Didn’t we forget two other planets?
Agencies were meant to be translators. Advocates. Strategic guides. But somewhere between bundled deals and preferred partnerships, many stopped asking the hard questions. Audits became optional. Black boxes became normal. The third wheel in this interplanetary triangle? Quietly complicit.
And the consumer? Still stuck on Earth. Tapping through stories. Watching CTV. Skipping pre-rolls. Wondering why the same ad followed them for weeks.
Tracked. Nudged. Annoyed. But rarely respected.
Easy buttons. Everywhere
Ad tech - and the way we buy media - is slowly turning the internet into a series of identical, mass-produced storefronts. Built for scale. Stripped of nuance. Optimised to death.
So why do Amazon, Meta, and Google keep winning? Not because they offer the best outcomes but because they offer the fewest questions.
Google says: Skip the funnel. Buy more YouTube.
Amazon says: Plug into our retail graph. It’s all you need.
Meta says: Skip measurement. Just connect your bank account.
And the ecosystem listens. Because easy is seductive.
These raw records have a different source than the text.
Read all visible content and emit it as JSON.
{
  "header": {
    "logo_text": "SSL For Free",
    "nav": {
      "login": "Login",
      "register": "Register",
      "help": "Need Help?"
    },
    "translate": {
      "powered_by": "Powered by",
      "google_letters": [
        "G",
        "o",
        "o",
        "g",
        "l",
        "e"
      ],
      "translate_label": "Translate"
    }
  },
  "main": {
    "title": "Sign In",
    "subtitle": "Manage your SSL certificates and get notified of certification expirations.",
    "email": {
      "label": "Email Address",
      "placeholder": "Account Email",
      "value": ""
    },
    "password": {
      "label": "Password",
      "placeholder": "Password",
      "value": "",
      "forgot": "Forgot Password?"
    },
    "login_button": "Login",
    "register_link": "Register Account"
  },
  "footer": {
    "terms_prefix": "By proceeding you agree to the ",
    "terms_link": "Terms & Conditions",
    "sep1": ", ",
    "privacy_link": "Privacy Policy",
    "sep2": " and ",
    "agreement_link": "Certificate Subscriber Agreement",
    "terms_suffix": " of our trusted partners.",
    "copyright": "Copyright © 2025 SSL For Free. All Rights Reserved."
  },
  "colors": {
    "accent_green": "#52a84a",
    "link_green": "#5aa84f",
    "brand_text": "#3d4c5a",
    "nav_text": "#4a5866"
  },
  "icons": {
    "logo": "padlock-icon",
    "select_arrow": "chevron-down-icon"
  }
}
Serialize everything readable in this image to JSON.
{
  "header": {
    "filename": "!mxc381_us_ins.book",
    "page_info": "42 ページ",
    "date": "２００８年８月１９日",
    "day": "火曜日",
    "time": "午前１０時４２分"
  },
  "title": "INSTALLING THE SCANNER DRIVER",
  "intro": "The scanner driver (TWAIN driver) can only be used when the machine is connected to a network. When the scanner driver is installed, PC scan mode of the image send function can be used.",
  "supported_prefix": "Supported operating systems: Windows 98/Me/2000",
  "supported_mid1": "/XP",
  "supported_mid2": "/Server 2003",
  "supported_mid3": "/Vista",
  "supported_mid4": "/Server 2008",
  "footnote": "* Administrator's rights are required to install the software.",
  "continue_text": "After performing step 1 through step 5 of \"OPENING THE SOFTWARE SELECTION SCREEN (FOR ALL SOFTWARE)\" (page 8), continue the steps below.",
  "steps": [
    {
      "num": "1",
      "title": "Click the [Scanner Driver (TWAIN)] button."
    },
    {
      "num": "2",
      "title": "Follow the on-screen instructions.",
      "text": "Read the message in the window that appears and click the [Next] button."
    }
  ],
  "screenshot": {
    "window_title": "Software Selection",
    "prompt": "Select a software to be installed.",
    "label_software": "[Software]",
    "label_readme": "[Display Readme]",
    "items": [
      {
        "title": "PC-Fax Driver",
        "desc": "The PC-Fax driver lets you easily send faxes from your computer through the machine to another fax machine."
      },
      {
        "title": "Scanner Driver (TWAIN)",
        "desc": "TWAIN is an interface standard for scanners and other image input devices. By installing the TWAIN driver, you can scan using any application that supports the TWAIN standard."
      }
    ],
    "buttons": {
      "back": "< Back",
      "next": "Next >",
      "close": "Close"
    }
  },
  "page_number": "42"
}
But easy isn’t strategy.
Google says skip the funnel and everyone nods
Google recently told advertisers to "forget the funnel" and shift budget to CTV. The response? Silence. Nodding heads.
The cookie survives, but the funnel dies. What a plot twist.
It’s not strategy. It’s inertia. And in most rooms, Google is always present. So is Amazon. So is Meta. They write the whitepapers. Host the webinars. Control the tools. Set the benchmarks. And when they speak, the ecosystem listens.
Amazon ad tech: Neither fish nor fowl
Amazon is the retail giant. The cloud titan. A rising CTV player. But in ad tech? It was treated like a side gig for years and now it’s being used not because it’s loved, but because it’s available.
Amazon’s DSP isn’t full-stack. It’s not independent. It’s not particularly remarkable. But it’s there. Easy to slot in.
It’s the Adobe DSP all over again: technically sound, strategically uncertain.
Brands use Amazon for what only Amazon can offer (shopper data, Prime Video inventory, etc.) but it’s rarely the centrepiece of a media strategy. It’s a line item. Not a lead.
We’re not building strategy. We’re buying defaults
Jounce Media’s State of the Open Internet report makes it plain: marketers aren’t optimising for outcomes. They’re optimising for convenience.
The result? A cycle of sameness: Same platforms. Same formats. Same ad experiences.
We talk about innovation… but chase certainty.
We talk about consumer centricity… but buy what’s easiest.
We talk about relevance… but run the same ad everywhere.
The web feels smaller. Duller. More rigged.
The easy button is killing strategy
This isn’t a call to romanticise complexity but it is a call to restore strategy.
To ask:
- Why are we buying here?
- What’s actually working?
- Who is this for?
Because if every brand runs the same campaigns, buys the same placements, and trusts the same default platforms… What exactly is left of the strategy??
There’s still a way out, but it’s narrow
Not all is lost. Some players are proving there’s another way.
The Trade Desk just posted a strong Q1, growing 25% and seeing rising adoption of its AI platform, Kokai. But even that bright spot comes with pressure. Staying independent and delivering is only getting harder in a world addicted to defaults.
Still, it’s a signal: strategy is possible. But only if we stop chasing what’s easiest and start choosing what’s right.
The takeaway: Gentrification, defaults, and the death of distinction
Maybe it’s just human nature. We seek comfort. We follow the crowd. We choose convenience, even when it flattens everything around us.
Just like city streets filled with the same stores, the digital world is turning into a landscape of sameness. Not because there’s no alternative, but because we stopped asking for one.
The platforms didn’t force this. We opted in. We rewarded ease. We traded curiosity for efficiency.
But strategy doesn’t come from defaults. And impact doesn’t come from sameness.
If we want something different, if we want MORE - more original, more meaningful, more effective - we’ll have to choose it. On purpose. Every time.
Because when everything starts to look the same, maybe the real challenge isn’t thinking outside the box. It’s remembering we can.